The virtue of excellence

Thursday, January 19, 2012

The ONE great idea

In the Aretae mind, there is a single uber-idea that suffuses every aspect of life...that explains not only how things are, but how things should be.

  • In one word:  Feedback.  
  • In a sentence: reality gives information awful cheap when you try stuff.

And it explains everything:

  • The history of life...how did life get here, how did humans arrive?  Trial and Error (death), usually called evolution.
  • The human mind...how did it get to be how it is?  Trial and Error (death), AKA Evolutionary Psychology
  • The history of civilization...how did humans become prosperous?  Trial and Error(bankruptcy), usually called free-market economics.  
  • Invention, improving stuff?  Iphone 4 vs. 1?  Edison's light bulb?  Trial and Error, AKA Prototyping.  Lean is the Trial and Error-generated mechanism for formalizing (harnessing) the prototyping process.
  • Learning, and in particular, becoming expert?  Trial and Error.  Doing is the core of learning, and the serious learning occurs at the point of identifying errors.
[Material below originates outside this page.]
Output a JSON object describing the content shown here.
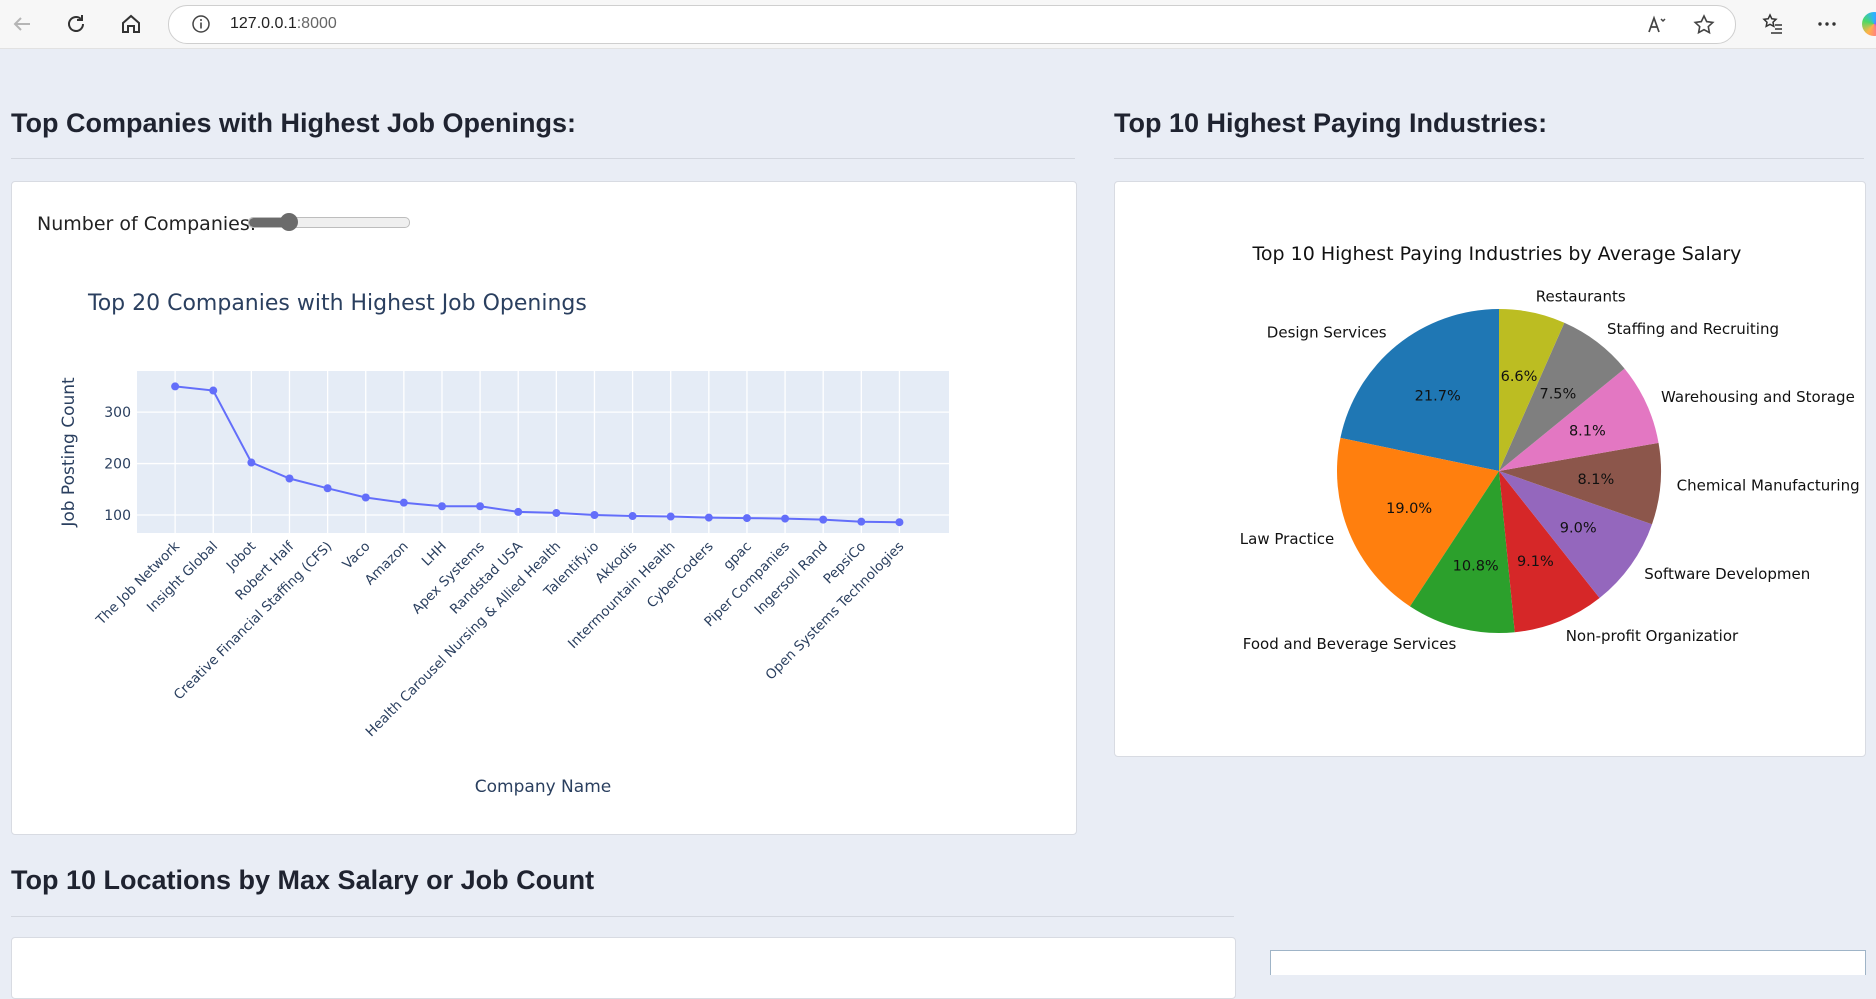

What is it you want to understand about the world?  The feedback system is the universal explanatory feature? The question is juist how it applies.


4 comments:

Leonard said...

reality gives information awful cheap when you try stuff

It isn't cheap. I.e.: evolution. Millions of mutants die waiting for the one lucky superior mutant.

Similarly, we can cheaply get information on how to turn America around by just trying out governmental forms. If progressives destroy our economy, then we know the Cathedral was a bad idea.

Aretae said...

Point to you Leonard. Not cheap.

Of course...with America...there are an awful lot of us who see no answers at all.

10:1 says that the decline will be stopped only by the even-worse Hugo Chavez equivalent.

Or we know that unlimited government doesn't suck any less if it's called a democracy.

AMcGuinn said...

Note that was pretty much the conclusion I reached on the Julian Simon question earlier -- what limits the rate of advance is neither the availability of raw materials nor the creation of ideas, but the rate at which feedback can be induced and reacted to.

Aretae said...

McGuinn,

1. I've been pushing that idea since my blog re-started. Build feedback into your feedback system, and you become as a god.

2. That was a damn good post of yours.